Geographical origin discrimination of Ophiopogonis Radix using hyperspectral imaging with multi-scale 3D convolution and transformer

Abstract

Ophiopogonis Radix (OPR) is a plant with significant medicinal and edible value, and its medicinal efficacy varies with its geographical origin. This study employed hyperspectral imaging (HSI) technology in conjunction with a proposed deep learning (DL) network to accurately detect the geographical origin of OPR. Hyperspectral images in the wavelength range of 400–1000 nm were collected from OPR samples originating from four different geographical locations. To fully exploit the spatial and spectral information while reducing redundancy, three key modules were developed. First, the spectral–spatial attention (SSA) mechanism was designed to adaptively update weights from both spectral and spatial dimensions, enabling focused learning of effective features while suppressing irrelevant ones.

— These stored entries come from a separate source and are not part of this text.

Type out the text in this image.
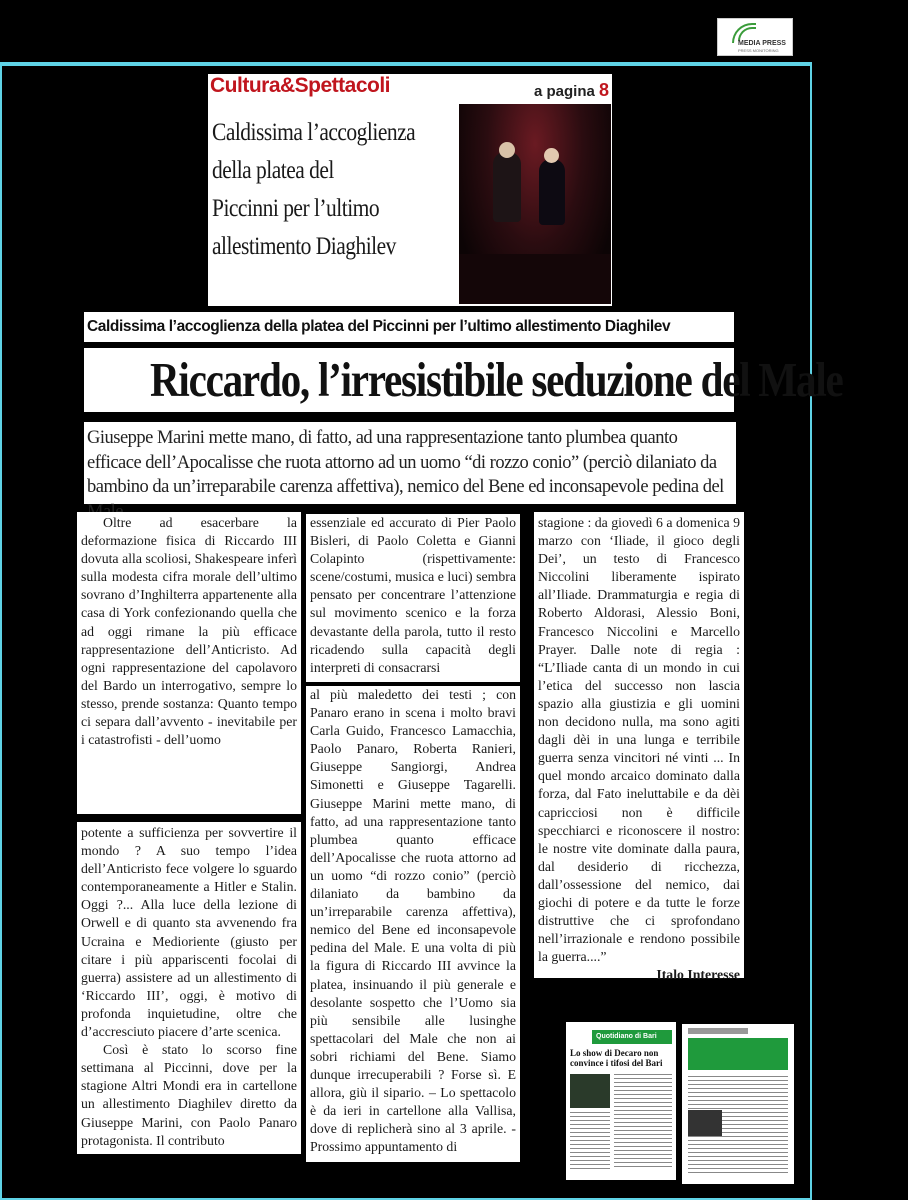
MEDIA PRESS
PRESS MONITORING
Cultura&Spettacoli	a pagina 8
Caldissima l’accoglienza
della platea del
Piccinni per l’ultimo
allestimento Diaghilev
Caldissima l’accoglienza della platea del Piccinni per l’ultimo allestimento Diaghilev
Riccardo, l’irresistibile seduzione del Male
Giuseppe Marini mette mano, di fatto, ad una rappresentazione tanto plumbea quanto efficace dell’Apocalisse che ruota attorno ad un uomo “di rozzo conio” (perciò dilaniato da bambino da un’irreparabile carenza affettiva), nemico del Bene ed inconsapevole pedina del

Oltre ad esacerbare la deformazione fisica di Riccardo III dovuta alla scoliosi, Shakespeare inferì sulla modesta cifra morale dell’ultimo sovrano d’Inghilterra appartenente alla casa di York confezionando quella che ad oggi rimane la più efficace rappresentazione dell’Anticristo. Ad ogni rappresentazione del capolavoro del Bardo un interrogativo, sempre lo stesso, prende sostanza: Quanto tempo ci separa dall’avvento - inevitabile per i catastrofisti - dell’uomo

potente a sufficienza per sovvertire il mondo ? A suo tempo l’idea dell’Anticristo fece volgere lo sguardo contemporaneamente a Hitler e Stalin. Oggi ?... Alla luce della lezione di Orwell e di quanto sta avvenendo fra Ucraina e Medioriente (giusto per citare i più appariscenti focolai di guerra) assistere ad un allestimento di ‘Riccardo III’, oggi, è motivo di profonda inquietudine, oltre che d’accresciuto piacere d’arte scenica.

Così è stato lo scorso fine settimana al Piccinni, dove per la stagione Altri Mondi era in cartellone un allestimento Diaghilev diretto da Giuseppe Marini, con Paolo Panaro protagonista. Il contributo

essenziale ed accurato di Pier Paolo Bisleri, di Paolo Coletta e Gianni Colapinto (rispettivamente: scene/costumi, musica e luci) sembra pensato per concentrare l’attenzione sul movimento scenico e la forza devastante della parola, tutto il resto ricadendo sulla capacità degli interpreti di consacrarsi

al più maledetto dei testi ; con Panaro erano in scena i molto bravi Carla Guido, Francesco Lamacchia, Paolo Panaro, Roberta Ranieri, Giuseppe Sangiorgi, Andrea Simonetti e Giuseppe Tagarelli. Giuseppe Marini mette mano, di fatto, ad una rappresentazione tanto plumbea quanto efficace dell’Apocalisse che ruota attorno ad un uomo “di rozzo conio” (perciò dilaniato da bambino da un’irreparabile carenza affettiva), nemico del Bene ed inconsapevole pedina del Male. E una volta di più la figura di Riccardo III avvince la platea, insinuando il più generale e desolante sospetto che l’Uomo sia più sensibile alle lusinghe spettacolari del Male che non ai sobri richiami del Bene. Siamo dunque irrecuperabili ? Forse sì. E allora, giù il sipario. – Lo spettacolo è da ieri in cartellone alla Vallisa, dove di replicherà sino al 3 aprile. - Prossimo appuntamento di

stagione : da giovedì 6 a domenica 9 marzo con ‘Iliade, il gioco degli Dei’, un testo di Francesco Niccolini liberamente ispirato all’Iliade. Drammaturgia e regia di Roberto Aldorasi, Alessio Boni, Francesco Niccolini e Marcello Prayer. Dalle note di regia : “L’Iliade canta di un mondo in cui l’etica del successo non lascia spazio alla giustizia e gli uomini non decidono nulla, ma sono agiti dagli dèi in una lunga e terribile guerra senza vincitori né vinti ... In quel mondo arcaico dominato dalla forza, dal Fato ineluttabile e da dèi capricciosi non è difficile specchiarci e riconoscere il nostro: le nostre vite dominate dalla paura, dal desiderio di ricchezza, dall’ossessione del nemico, dai giochi di potere e da tutte le forze distruttive che ci sprofondano nell’irrazionale e rendono possibile la guerra....”

Italo Interesse

Quotidiano di Bari
Lo show di Decaro non convince i tifosi del Bari
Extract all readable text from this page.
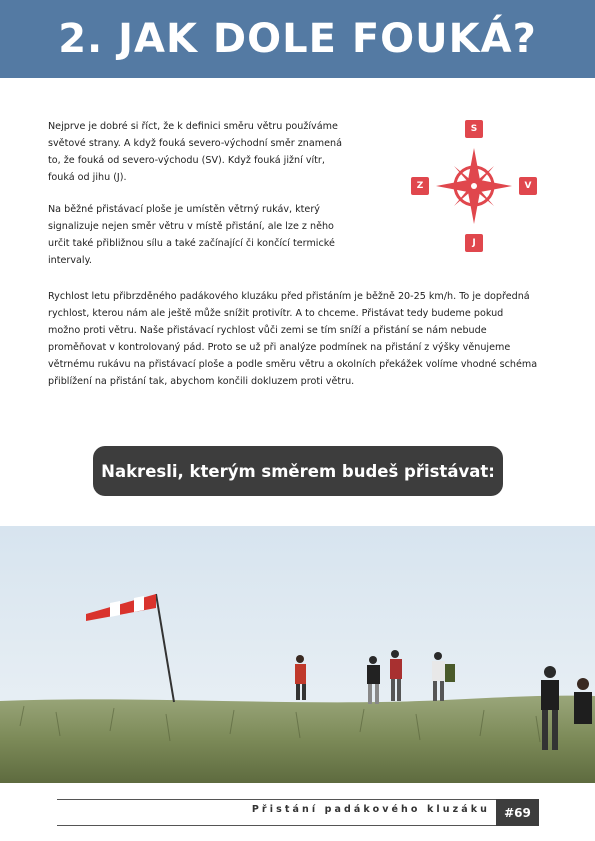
2. JAK DOLE FOUKÁ?

Nejprve je dobré si říct, že k definici směru větru používáme světové strany. A když fouká severo-východní směr znamená to, že fouká od severo-východu (SV). Když fouká jižní vítr, fouká od jihu (J).

Na běžné přistávací ploše je umístěn větrný rukáv, který signalizuje nejen směr větru v místě přistání, ale lze z něho určit také přibližnou sílu a také začínající či končící termické intervaly.

Rychlost letu přibrzděného padákového kluzáku před přistáním je běžně 20-25 km/h. To je dopředná rychlost, kterou nám ale ještě může snížit protivítr. A to chceme. Přistávat tedy budeme pokud možno proti větru. Naše přistávací rychlost vůči zemi se tím sníží a přistání se nám nebude proměňovat v kontrolovaný pád. Proto se už při analýze podmínek na přistání z výšky věnujeme větrnému rukávu na přistávací ploše a podle směru větru a okolních překážek volíme vhodné schéma přiblížení na přistání tak, abychom končili dokluzem proti větru.

S
Z	V
J
Nakresli, kterým směrem budeš přistávat:
Přistání padákového kluzáku	#69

Second, the multi-scale three-dimensional convolution (M3DC) module was employed to effectively extract fine-grained multi-scale features by dividing the spectral bands into multiple subsets and hierarchically connecting them. Third, depthwise separable convolution (DSC) was utilized to reduce model complexity, and the Transformer module was employed to effectively address the inherent long-range dependency problem in hyperspectral image data, further compensating for the limitations of fixed receptive fields in convolution operations. Notably, the proposed model achieved an optimal classification accuracy of 98.73%, with precision, recall, and F1-score all reaching 98.74%, outperforming various representative algorithms. Additionally, ablation experiments confirmed the effectiveness of each module in improving performance. The encouraging results reveal the potential of combining HSI with advanced deep learning techniques as an efficient, non-destructive solution for the quality monitoring of OPR medicinal materials and other-related traditional medicinal and food materials.